There are several ways that working over $\mathbb{C}$ makes things nicer than working over arbitrary fields. Other answers have pointed them out but, IMO, have done so in a way that makes things sound more confusing. Let me instead point out how nice algebraic groups over $\mathbb{C}$ are:

  1. You might worry that $G$ would not be reduced. This happens over fields of characteristic $p$, but not characteristic zero. See my earlier question. Also, you might worry that $G$ has singularities, but it doesn't. In short, $G$ is a complex Lie group.

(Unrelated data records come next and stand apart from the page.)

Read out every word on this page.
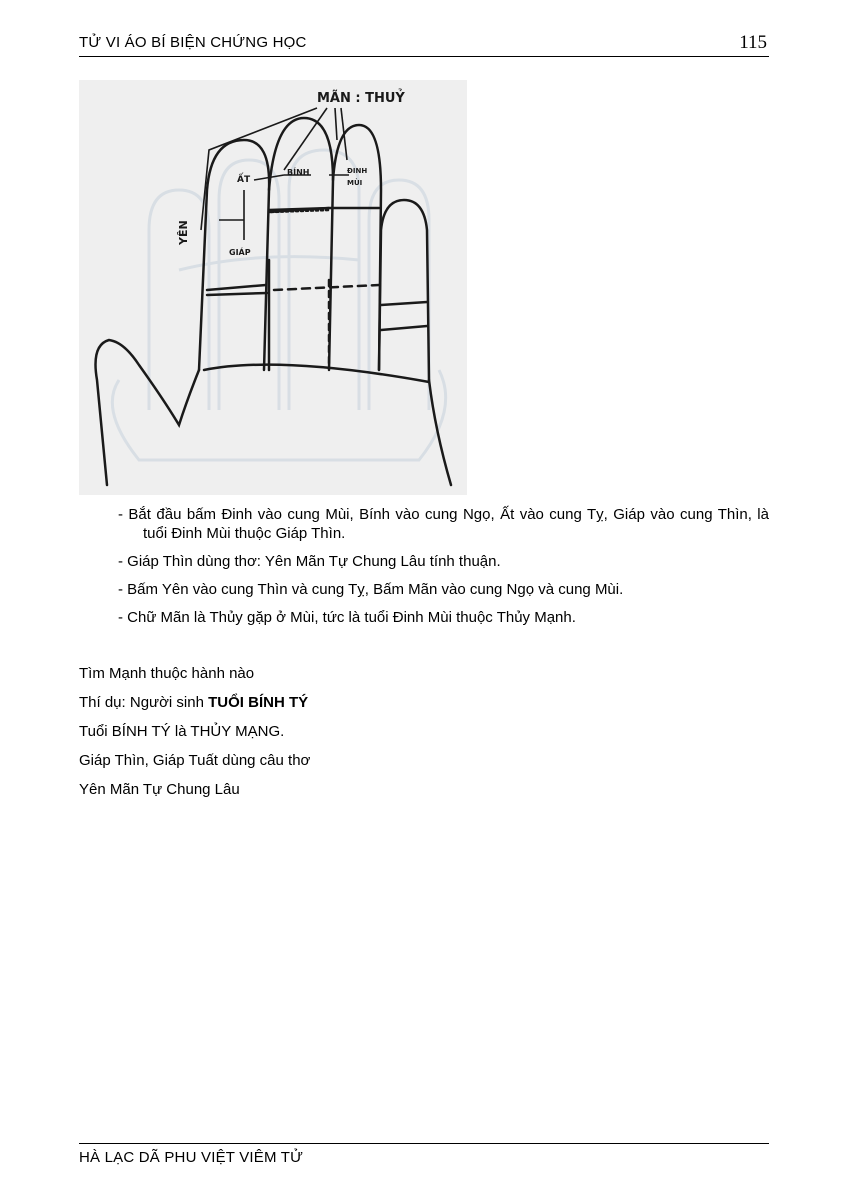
TỬ VI ÁO BÍ BIỆN CHỨNG HỌC	115
MÃN : THUỶ
YÊN
ẤT
GIÁP
BÍNH	ĐINH
MÙI

- Bắt đầu bấm Đinh vào cung Mùi, Bính vào cung Ngọ, Ất vào cung Tỵ, Giáp vào cung Thìn, là tuổi Đinh Mùi thuộc Giáp Thìn.

- Giáp Thìn dùng thơ: Yên Mãn Tự Chung Lâu tính thuận.

- Bấm Yên vào cung Thìn và cung Tỵ, Bấm Mãn vào cung Ngọ và cung Mùi.

- Chữ Mãn là Thủy gặp ở Mùi, tức là tuổi Đinh Mùi thuộc Thủy Mạnh.

Tìm Mạnh thuộc hành nào
Thí dụ: Người sinh TUỔI BÍNH TÝ
Tuổi BÍNH TÝ là THỦY MẠNG.
Giáp Thìn, Giáp Tuất dùng câu thơ
Yên Mãn Tự Chung Lâu
HÀ LẠC DÃ PHU VIỆT VIÊM TỬ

  2. Over non-algebraically closed fields $k$, the behavior of the $k$-points of $G$ may not determine the behavior of $G$. For example, let $X = \mathrm{Spec} \mathbb{R}[x]/(x^n-1)$. Then $X$ can be equipped with the structure of an algebraic group of order $n$; the coproduct is $x \mapsto x \otimes x$. Intuitively, you should think $x_1 \times x_2 \mapsto x_1 x_2$, so this group is the $n$-th roots of $1$ under multiplication. By the Nullstellansatz, this can't happen over $\mathbb{C}$. The $\mathbb{C}$-points will be dense (in both the ordinary and Zariski topologies) and any map will be determined by what it does to the $\mathbb{C}$-points.